7. The Pluralist Generation, aka Plurals
This one comes to us from media consultancy Frank N. Magid Associates, who offered it as an option to USA Today in 2012. They're called Plurals because they'll “have to manage conflicts in a pluralistic society where there is no majority race, no dominant media, and no dominant family unit.” I'm unclear about why diversity appears to be painted in a negative light here — what's wrong with there being no majority race, dominant media, or dominant family unit? — so for me, this one ranks dead last.
While this one probably originates in the now-ubiquitous iWhatever name format popularized by Apple products — which, notably, kicked up in the early 2000s around the same time all these post-Millennial kids started arriving on the planet — I can't help but think that it's possibly a subtle dig at a classic Millennial stereotype, too. iGen is pretty close to Generation Me — even though the stereotype of the modern young adult being incredibly self-absorbed isn't necessarily reality.
So named for the fact that post-Millennials are pretty much the first
generation who have been plugged into the Internet for their entire
lives. I'm not fond of the way the word itself sounds, but it makes a
certain amount of sense.
4. The Founders
What did they find, exactly? I honestly have no idea. But if that's what they want to be called… well, then, that's something we should take into consideration.
3. Homeland Generation
A 2005 poll conducted by William Strauss and Neil Howe — creators of the Strauss-Howe generational theory — returned the overwhelming response that the post-Millennial generation should be called the Homeland Generation. I realize that the moniker is a result of the fact that the Department of Homeland Security was created around the same time this generation started being born; as such, they're the first generation to grow up never having known a world without it. In that respect, it makes sense.
But it's still a little freakily Orwellian for my taste. I'll pass, even though it's fairly accurate.

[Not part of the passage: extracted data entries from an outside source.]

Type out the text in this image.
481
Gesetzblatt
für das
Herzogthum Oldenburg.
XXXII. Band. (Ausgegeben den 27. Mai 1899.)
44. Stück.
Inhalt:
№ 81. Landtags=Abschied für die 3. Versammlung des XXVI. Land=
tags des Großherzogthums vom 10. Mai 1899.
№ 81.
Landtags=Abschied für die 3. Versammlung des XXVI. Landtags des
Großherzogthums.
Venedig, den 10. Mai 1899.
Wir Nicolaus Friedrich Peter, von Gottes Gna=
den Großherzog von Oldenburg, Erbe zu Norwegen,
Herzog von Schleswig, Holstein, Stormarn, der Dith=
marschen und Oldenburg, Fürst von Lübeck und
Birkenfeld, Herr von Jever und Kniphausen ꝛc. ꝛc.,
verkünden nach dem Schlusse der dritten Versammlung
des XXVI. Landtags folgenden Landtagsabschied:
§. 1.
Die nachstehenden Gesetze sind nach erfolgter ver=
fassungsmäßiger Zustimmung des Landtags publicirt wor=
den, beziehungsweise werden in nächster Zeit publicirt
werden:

Simply calling the post-Millennial generation “Posts” is a nod to the fact that they're post-so many things (not just Millennials): Post-9/11, post-Obama, post-recession, post-social media, etc. There's a strong possibility that they'll be known more for what came before them than for what came during or after them. Speaking of that last one, though, there's a pun in there, too — in 2012, Scott Hess, who was then vice president of insight at Teenage Research Unlimited, said to USA Today, this generation also “'posts' everything on Facebook.” Fitting, no? I kind of like it.
1. Gen Z
we're going by the alphabet theme that became popular with the
generation prior to Millennials, this one
makes a lot of sense; Gen X
(covering births between 1965 and 1984) is followed by Gen Y (another name for Millennials), which is in
turn followed by Gen Z. It's
also the one I've heard used most often — before anyone really
started questioning what post-Millennials should be called, they were
largely referring to them as Gen Z because
of the already-established alphabet theme. As such, it's the moniker
I'm sticking with.
The big question, of course, is what comes after Gen Z, since with it, we've reached the end of the alphabet. Thoughts?